The MII is a market in which only ‘typical’ institutional investors (such as pension funds, insurance companies, and other entities of the financial system and the capital market), as well as non-traditional institutional investors, such as public or private funds, companies and individuals, that meet certain minimum equity or portfolio requirements, may invest.

The main advantages of the legal regime applicable to this market compared to the ‘general regime’ is that:

  • the review of the SMV of the registration procedure is limited to verifying the filing of the required documentation (ie, it would not analyse the content);
  • the information of the transaction is not open to the public;
  • only one risk rating is required instead of two; and
  • that issuers are subject to lower post-registration reporting requirements.

The MAV, for its part, is a market open to any investor, in which only companies with income derived from the sale of goods or the provision of services for an amount below PEN350m (approximately $87.5m at an exchange rate of four Peruvian soles per US dollar) can participate as issuers.

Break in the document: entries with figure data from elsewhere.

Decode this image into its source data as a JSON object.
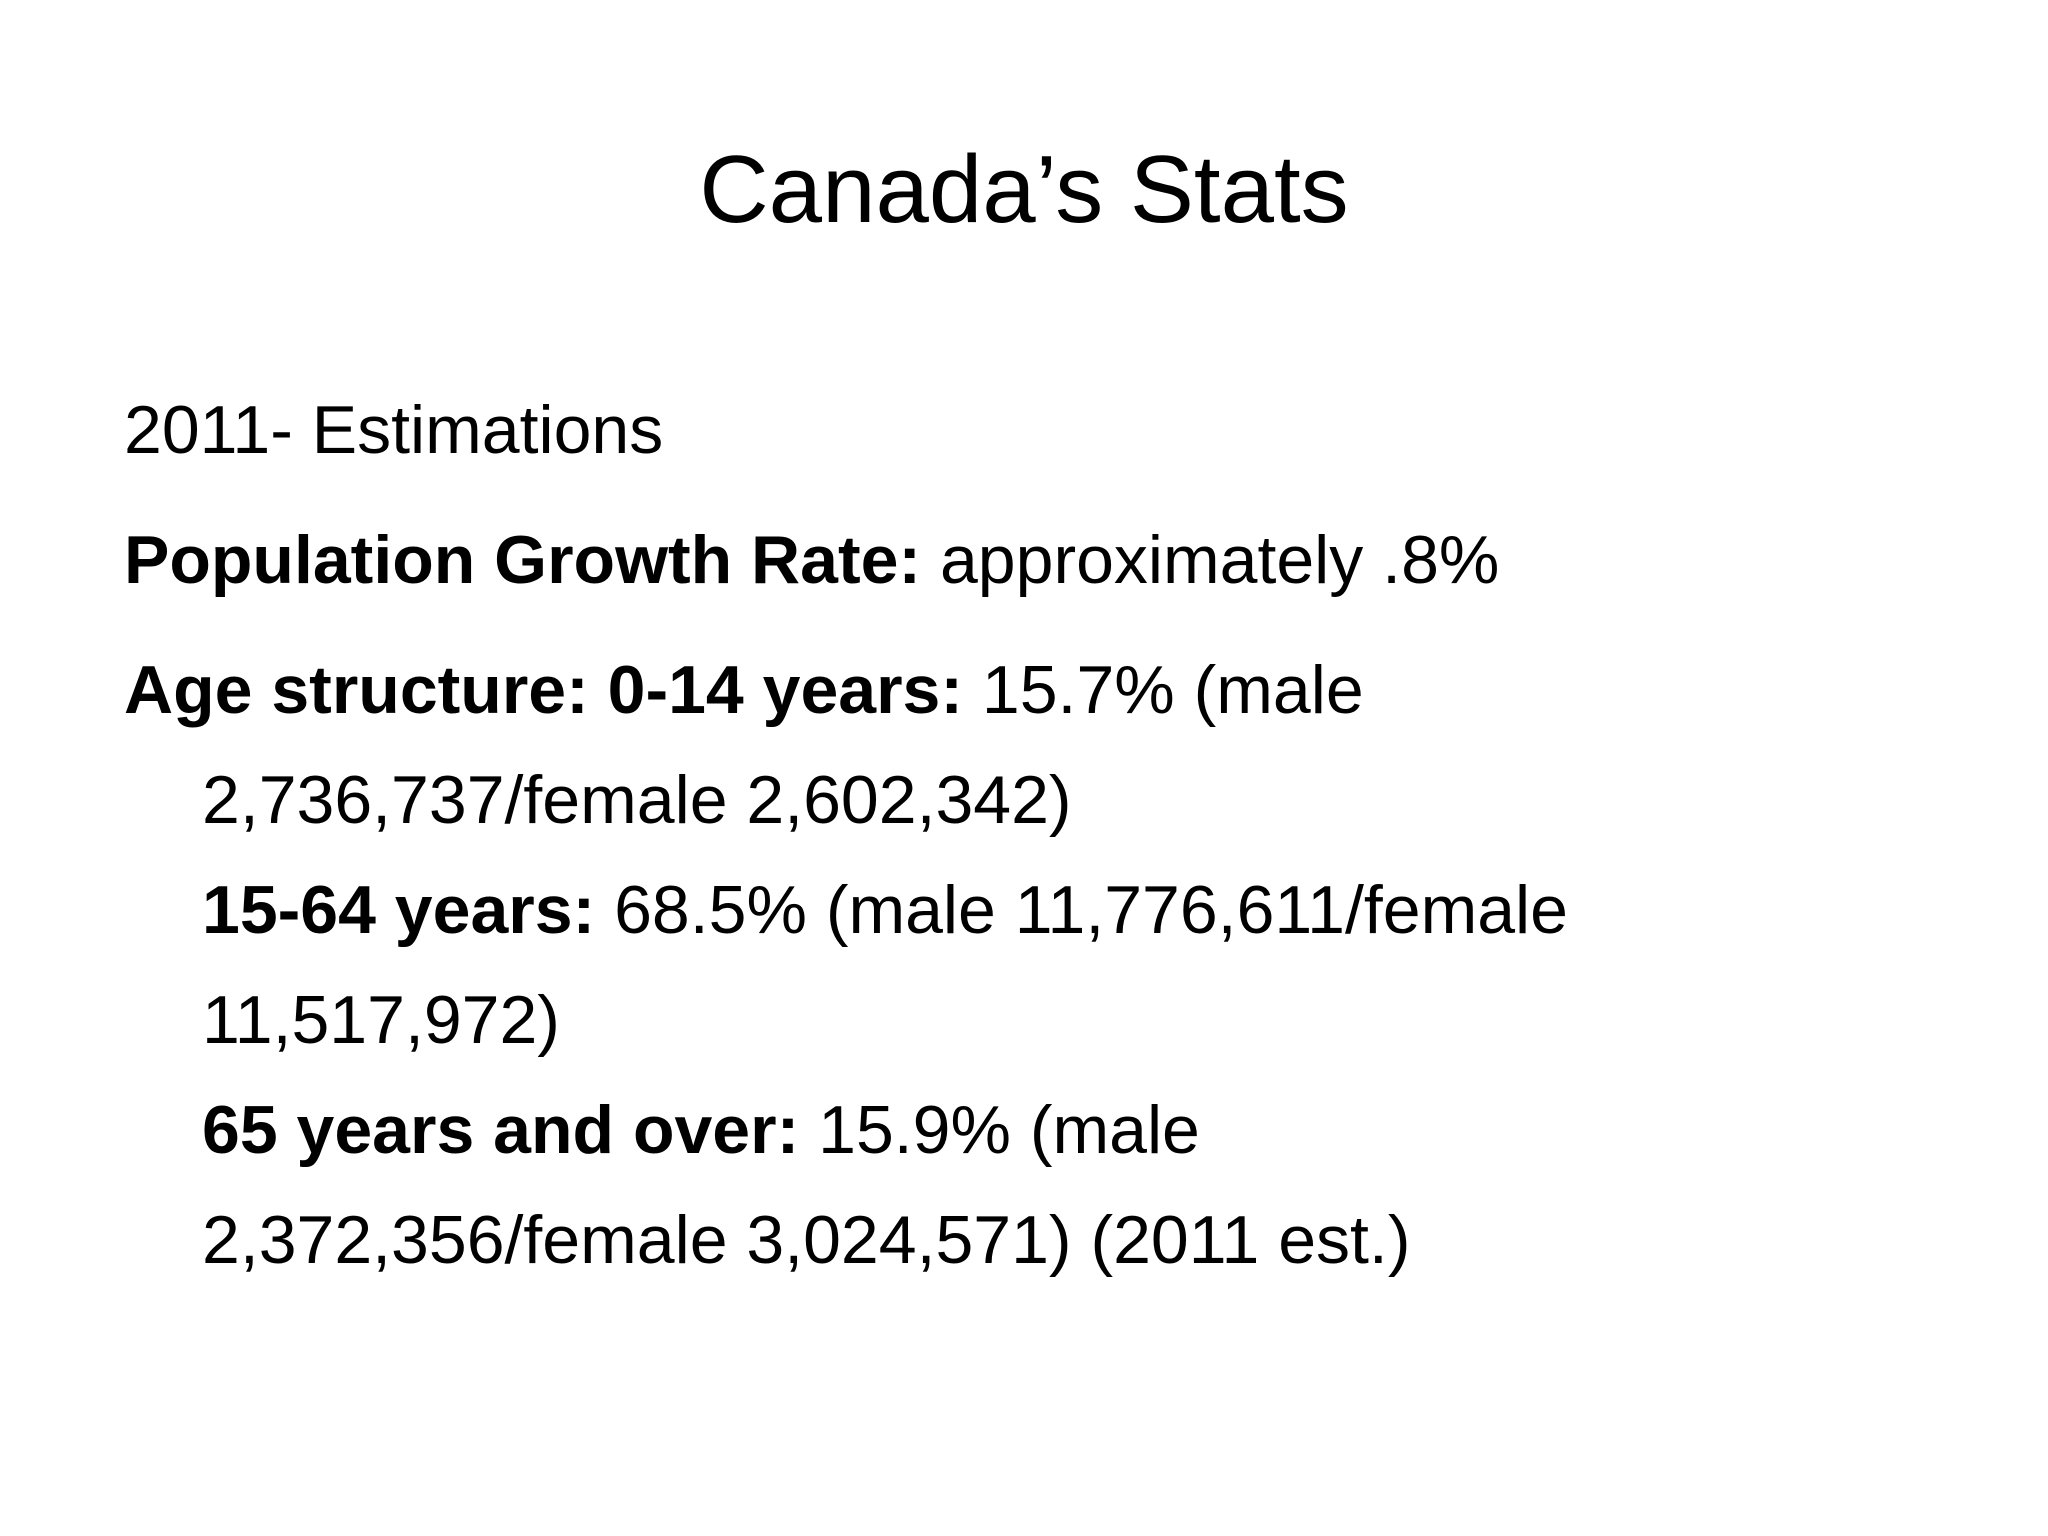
{
  "title": "Canada’s Stats",
  "body": [
    {
      "lines": [
        {
          "text": "2011- Estimations"
        }
      ]
    },
    {
      "lines": [
        {
          "bold": "Population Growth Rate:",
          "text": "approximately .8%"
        }
      ]
    },
    {
      "lines": [
        {
          "bold": "Age structure: 0-14 years:",
          "text": "15.7% (male"
        },
        {
          "text": "2,736,737/female 2,602,342)"
        },
        {
          "bold": "15-64 years:",
          "text": "68.5% (male 11,776,611/female"
        },
        {
          "text": "11,517,972)"
        },
        {
          "bold": "65 years and over:",
          "text": "15.9% (male"
        },
        {
          "text": "2,372,356/female 3,024,571) (2011 est.)"
        }
      ]
    }
  ]
}
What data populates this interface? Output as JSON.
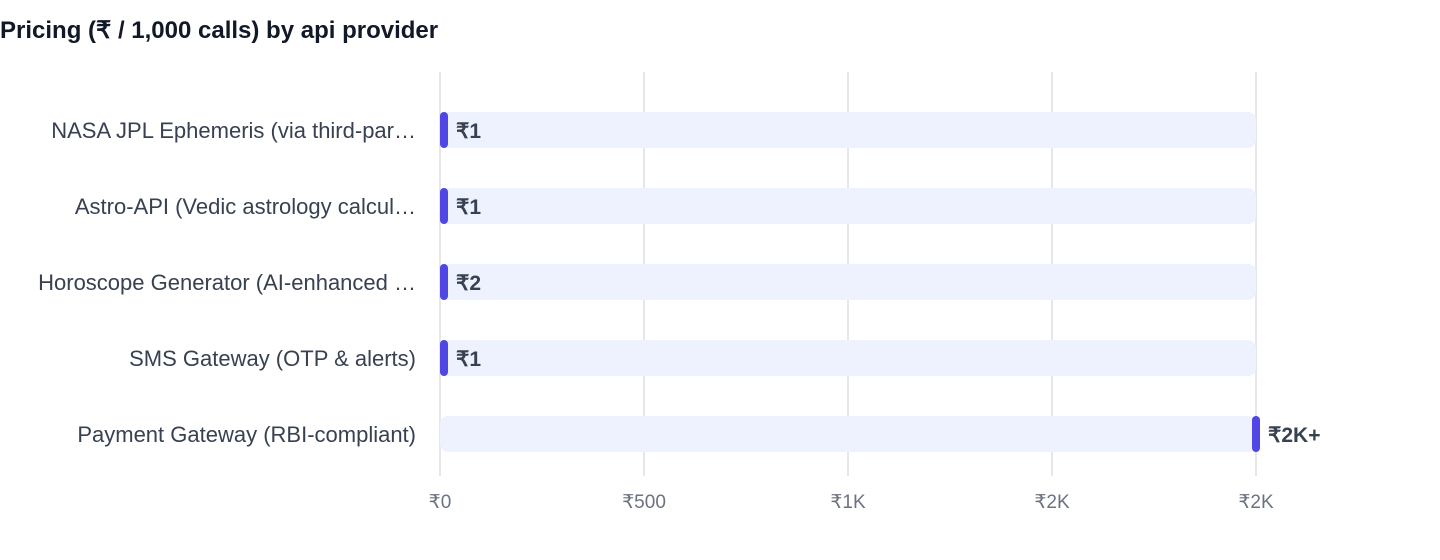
{
  "chart_data": {
    "type": "bar",
    "orientation": "horizontal",
    "title": "Pricing (₹ / 1,000 calls) by api provider",
    "categories": [
      "NASA JPL Ephemeris (via third-par…",
      "Astro-API (Vedic astrology calcul…",
      "Horoscope Generator (AI-enhanced …",
      "SMS Gateway (OTP & alerts)",
      "Payment Gateway (RBI-compliant)"
    ],
    "values": [
      1,
      1,
      2,
      1,
      2000
    ],
    "value_labels": [
      "₹1",
      "₹1",
      "₹2",
      "₹1",
      "₹2K+"
    ],
    "xlim": [
      0,
      2000
    ],
    "x_ticks": [
      0,
      500,
      1000,
      1500,
      2000
    ],
    "x_tick_labels": [
      "₹0",
      "₹500",
      "₹1K",
      "₹2K",
      "₹2K"
    ],
    "grid": true,
    "colors": {
      "bar": "#4f46e5",
      "track": "#eef2ff",
      "grid": "#e5e7eb"
    }
  }
}
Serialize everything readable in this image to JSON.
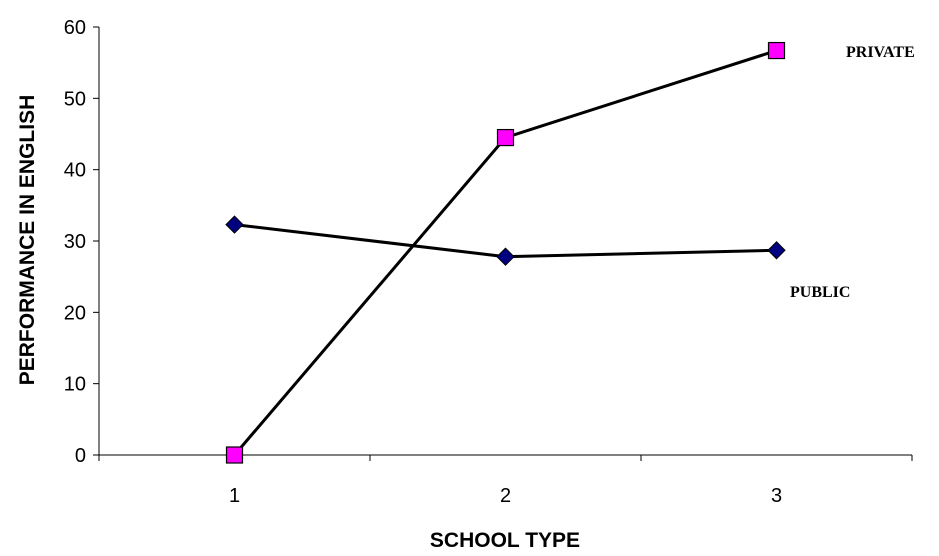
{
  "chart_data": {
    "type": "line",
    "title": "",
    "xlabel": "SCHOOL TYPE",
    "ylabel": "PERFORMANCE IN ENGLISH",
    "categories": [
      "1",
      "2",
      "3"
    ],
    "ylim": [
      0,
      60
    ],
    "yticks": [
      "0",
      "10",
      "20",
      "30",
      "40",
      "50",
      "60"
    ],
    "grid": false,
    "legend": "inline-labels",
    "series": [
      {
        "name": "PRIVATE",
        "values": [
          0,
          44.5,
          56.7
        ],
        "marker": "square",
        "marker_color": "#ff00ff",
        "line_color": "#000000"
      },
      {
        "name": "PUBLIC",
        "values": [
          32.3,
          27.8,
          28.7
        ],
        "marker": "diamond",
        "marker_color": "#000080",
        "line_color": "#000000"
      }
    ]
  }
}
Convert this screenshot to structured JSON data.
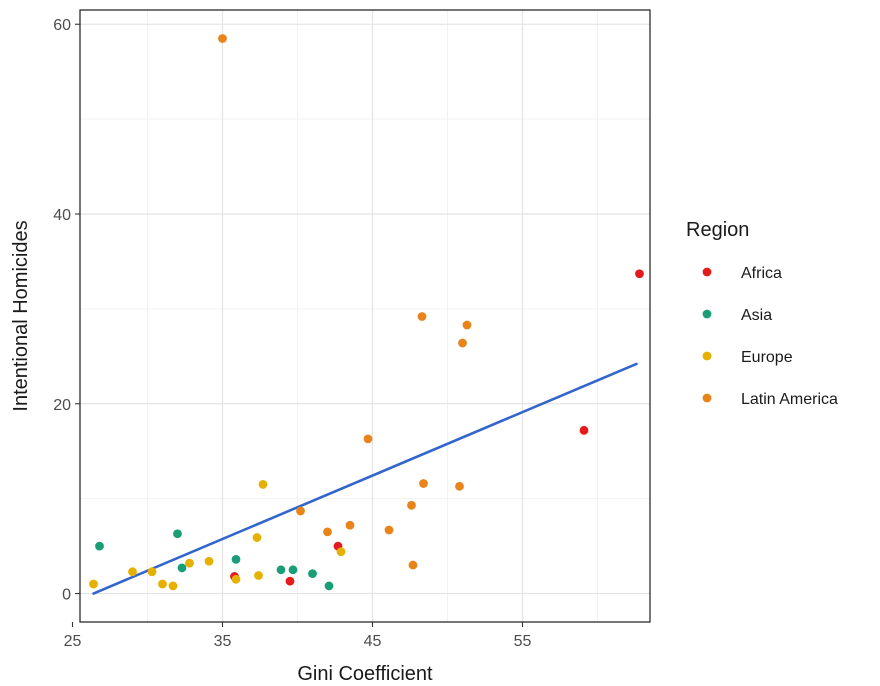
{
  "chart_data": {
    "type": "scatter",
    "title": "",
    "xlabel": "Gini Coefficient",
    "ylabel": "Intentional Homicides",
    "xlim": [
      25.5,
      63.5
    ],
    "ylim": [
      -3,
      61.5
    ],
    "x_ticks": [
      25,
      35,
      45,
      55
    ],
    "y_ticks": [
      0,
      20,
      40,
      60
    ],
    "grid": true,
    "legend": {
      "title": "Region",
      "position": "right"
    },
    "series": [
      {
        "name": "Africa",
        "color": "#e41a1c",
        "points": [
          {
            "x": 62.8,
            "y": 33.7
          },
          {
            "x": 59.1,
            "y": 17.2
          },
          {
            "x": 42.7,
            "y": 5.0
          },
          {
            "x": 35.8,
            "y": 1.8
          },
          {
            "x": 39.5,
            "y": 1.3
          }
        ]
      },
      {
        "name": "Asia",
        "color": "#1b9e77",
        "points": [
          {
            "x": 26.8,
            "y": 5.0
          },
          {
            "x": 32.0,
            "y": 6.3
          },
          {
            "x": 32.3,
            "y": 2.7
          },
          {
            "x": 35.9,
            "y": 3.6
          },
          {
            "x": 38.9,
            "y": 2.5
          },
          {
            "x": 39.7,
            "y": 2.5
          },
          {
            "x": 41.0,
            "y": 2.1
          },
          {
            "x": 42.1,
            "y": 0.8
          }
        ]
      },
      {
        "name": "Europe",
        "color": "#e6b000",
        "points": [
          {
            "x": 26.4,
            "y": 1.0
          },
          {
            "x": 29.0,
            "y": 2.3
          },
          {
            "x": 30.3,
            "y": 2.3
          },
          {
            "x": 31.0,
            "y": 1.0
          },
          {
            "x": 31.7,
            "y": 0.8
          },
          {
            "x": 32.8,
            "y": 3.2
          },
          {
            "x": 34.1,
            "y": 3.4
          },
          {
            "x": 35.9,
            "y": 1.5
          },
          {
            "x": 37.3,
            "y": 5.9
          },
          {
            "x": 37.4,
            "y": 1.9
          },
          {
            "x": 37.7,
            "y": 11.5
          },
          {
            "x": 42.9,
            "y": 4.4
          }
        ]
      },
      {
        "name": "Latin America",
        "color": "#e8841a",
        "points": [
          {
            "x": 35.0,
            "y": 58.5
          },
          {
            "x": 40.2,
            "y": 8.7
          },
          {
            "x": 42.0,
            "y": 6.5
          },
          {
            "x": 43.5,
            "y": 7.2
          },
          {
            "x": 44.7,
            "y": 16.3
          },
          {
            "x": 46.1,
            "y": 6.7
          },
          {
            "x": 47.6,
            "y": 9.3
          },
          {
            "x": 47.7,
            "y": 3.0
          },
          {
            "x": 48.3,
            "y": 29.2
          },
          {
            "x": 48.4,
            "y": 11.6
          },
          {
            "x": 50.8,
            "y": 11.3
          },
          {
            "x": 51.0,
            "y": 26.4
          },
          {
            "x": 51.3,
            "y": 28.3
          }
        ]
      }
    ],
    "trendline": {
      "type": "linear",
      "color": "#3366cc",
      "points": [
        {
          "x": 26.4,
          "y": 0.0
        },
        {
          "x": 62.6,
          "y": 24.2
        }
      ]
    }
  }
}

The main advantages of this market consist of:

  • shorter registration periods;
  • only one risk rating is required instead of two;
  • pre-established forms are used for the preparation of the documentation required for the registration;
  • fewer post-registration information requirements;
  • a less strict sanctioning regime; and
  • reduced regulatory fees.

Unfortunately, a company that wants to use certain assets to structure an issuance of securities backed only by those assets will not be able to access the MII or the MAV, to the extent that the regulations that govern them do not foresee that asset-backed securities may be placed on those markets.

Together with the Association of Securitization Companies – a union of the entities that serve as trustees in the trusts that serve as vehicles for the issuance of asset-backed securities – we have prepared and presented the SMV with a project to modify the regulations of the MII so that said market would be open for the placement of asset-backed securities. The same path is planned with respect to the regulation of the MAV.

The first proposal is on the SMV’s regulatory agenda for this year and a positive result is foreseen. However, it is also expected that the amendment of the MAV regulation to obtain the same result will also be included in the SMV’s regulatory agenda in the short term.

This will undoubtedly make an important contribution to granting more financing options to companies, as well as increasing the investment instrument option for market participants.